When you log in to Amazon Athena, there is a table called elb_logs as sample data. This data seems to be in S3. The queries on this table provide result in few seconds. One can check the past executed queries. You can also check the status and the time spent on the query.

Why Amazon Athena?

1.) Athena helps you analyze unstructured, semi-structured, and structured data stored in Amazon S3. Examples include JSON, CSV or columnar data formats such as Apache ORC and Apache Parquet. You can use Athena to run ad-hoc queries using ANSI SQL without having to aggregate or load the data into Athena.

2.) Athena integrates with the AWS glue data directory, which provides persistent metadata storage for data in Amazon S3.

3.) Athena integrates with Amazon QuickSight for easy data visualization.

4.) Athena generates reports or queries data using business intelligence tools or SQL clients that connect to JDBC or ODBC drivers.

5.) Create named queries using AWS CloudFormation and run them in Athena.

 

Table Definition & Query Execution

In order to execute queries using Athena, it is necessary to set table and column definitions in advance. One can set the table definition either in the Catalog Manager on the administration screen or by executing the SQL Create External Table statement.

The corresponding file format is as follows.

  • Apache WebLogs
  • CSV
  • TSV
  • TEXT (Custom Delimiter)
  • Parquet
  • ORC
  • JSON

Full Serverless Managed

Athena’s feature is fully managed at all costs. Until now AWS’s big data processing service was EMR, Redshift etc, but since it is the instance-owned type, the labor and cost of operation have never been low.
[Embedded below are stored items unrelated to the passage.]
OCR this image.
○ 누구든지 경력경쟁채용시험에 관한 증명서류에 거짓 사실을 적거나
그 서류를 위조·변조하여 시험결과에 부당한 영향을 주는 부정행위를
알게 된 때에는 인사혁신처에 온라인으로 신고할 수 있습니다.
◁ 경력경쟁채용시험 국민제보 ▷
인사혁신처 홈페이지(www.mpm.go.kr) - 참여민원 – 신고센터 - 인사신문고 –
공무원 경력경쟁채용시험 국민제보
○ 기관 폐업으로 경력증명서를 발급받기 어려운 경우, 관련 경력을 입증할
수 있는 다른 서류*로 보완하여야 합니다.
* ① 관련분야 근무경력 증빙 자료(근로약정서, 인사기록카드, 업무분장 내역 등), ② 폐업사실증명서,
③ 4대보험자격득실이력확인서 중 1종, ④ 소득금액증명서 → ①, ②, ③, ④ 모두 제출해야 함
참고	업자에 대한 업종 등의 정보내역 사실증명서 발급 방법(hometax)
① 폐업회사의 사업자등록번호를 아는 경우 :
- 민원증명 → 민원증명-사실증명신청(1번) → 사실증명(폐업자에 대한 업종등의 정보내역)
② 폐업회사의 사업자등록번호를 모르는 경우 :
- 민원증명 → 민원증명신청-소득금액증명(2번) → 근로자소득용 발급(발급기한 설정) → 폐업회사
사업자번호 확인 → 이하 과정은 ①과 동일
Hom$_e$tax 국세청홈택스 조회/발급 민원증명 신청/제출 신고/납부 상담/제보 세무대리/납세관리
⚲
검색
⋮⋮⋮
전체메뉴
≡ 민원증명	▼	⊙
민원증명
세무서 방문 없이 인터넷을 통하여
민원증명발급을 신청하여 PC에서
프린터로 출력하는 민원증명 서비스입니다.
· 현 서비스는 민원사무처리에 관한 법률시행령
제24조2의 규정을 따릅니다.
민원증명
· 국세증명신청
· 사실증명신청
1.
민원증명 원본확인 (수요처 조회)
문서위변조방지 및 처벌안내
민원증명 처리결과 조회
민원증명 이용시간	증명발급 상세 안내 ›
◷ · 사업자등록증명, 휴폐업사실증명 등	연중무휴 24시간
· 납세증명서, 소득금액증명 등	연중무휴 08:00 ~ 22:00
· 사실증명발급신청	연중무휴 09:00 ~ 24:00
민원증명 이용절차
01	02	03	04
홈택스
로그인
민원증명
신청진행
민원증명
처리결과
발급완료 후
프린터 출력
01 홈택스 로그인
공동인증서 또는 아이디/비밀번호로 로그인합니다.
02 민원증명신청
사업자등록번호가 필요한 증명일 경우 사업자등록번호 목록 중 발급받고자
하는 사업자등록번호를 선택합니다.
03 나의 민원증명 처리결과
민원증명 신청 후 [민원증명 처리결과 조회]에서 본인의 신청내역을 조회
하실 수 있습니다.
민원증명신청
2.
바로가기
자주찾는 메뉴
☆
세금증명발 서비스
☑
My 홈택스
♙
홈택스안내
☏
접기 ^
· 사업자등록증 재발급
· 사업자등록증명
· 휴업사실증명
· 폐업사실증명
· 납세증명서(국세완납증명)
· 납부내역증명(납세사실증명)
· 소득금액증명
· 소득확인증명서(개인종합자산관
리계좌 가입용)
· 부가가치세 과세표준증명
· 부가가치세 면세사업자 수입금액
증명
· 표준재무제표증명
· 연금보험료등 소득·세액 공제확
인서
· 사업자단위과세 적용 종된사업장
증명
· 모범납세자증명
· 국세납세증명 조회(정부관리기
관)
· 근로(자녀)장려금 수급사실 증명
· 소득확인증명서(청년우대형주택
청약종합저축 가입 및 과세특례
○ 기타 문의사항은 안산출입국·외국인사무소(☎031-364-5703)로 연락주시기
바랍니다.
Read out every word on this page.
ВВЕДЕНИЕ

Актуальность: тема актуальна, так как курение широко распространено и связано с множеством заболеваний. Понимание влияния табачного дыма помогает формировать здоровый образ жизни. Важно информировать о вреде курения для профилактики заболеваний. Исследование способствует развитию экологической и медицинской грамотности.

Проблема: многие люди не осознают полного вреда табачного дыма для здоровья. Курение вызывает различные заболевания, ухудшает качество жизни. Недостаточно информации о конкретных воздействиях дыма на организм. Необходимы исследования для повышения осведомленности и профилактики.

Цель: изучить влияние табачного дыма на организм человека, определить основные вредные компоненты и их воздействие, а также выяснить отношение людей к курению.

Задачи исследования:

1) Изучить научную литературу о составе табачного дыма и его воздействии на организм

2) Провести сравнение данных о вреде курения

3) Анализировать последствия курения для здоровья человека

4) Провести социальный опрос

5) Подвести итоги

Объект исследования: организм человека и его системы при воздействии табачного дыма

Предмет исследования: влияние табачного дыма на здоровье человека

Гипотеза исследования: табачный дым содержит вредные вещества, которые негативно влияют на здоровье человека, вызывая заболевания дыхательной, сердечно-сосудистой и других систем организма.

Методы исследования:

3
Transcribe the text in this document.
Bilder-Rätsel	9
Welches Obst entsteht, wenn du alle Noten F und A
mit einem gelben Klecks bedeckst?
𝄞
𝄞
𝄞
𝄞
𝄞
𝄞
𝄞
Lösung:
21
At Amazon Athena, you will be charged on a per-query basis, so you can execute the query at any time and pay only for the amount you used. Inside of Athena Presto is used and queries formats and so on are mostly in Presto, so users presto using EMR are likely to be able to move to Athena relatively easily.

Conclusion

Although it is an AWS that surpasses the serverless architecture such as API Gateway and Lambda, in machine learning and big data processing, It is felt that Google, which has the overwhelming ability of BigQuery processing power, seems to be somewhat lacking.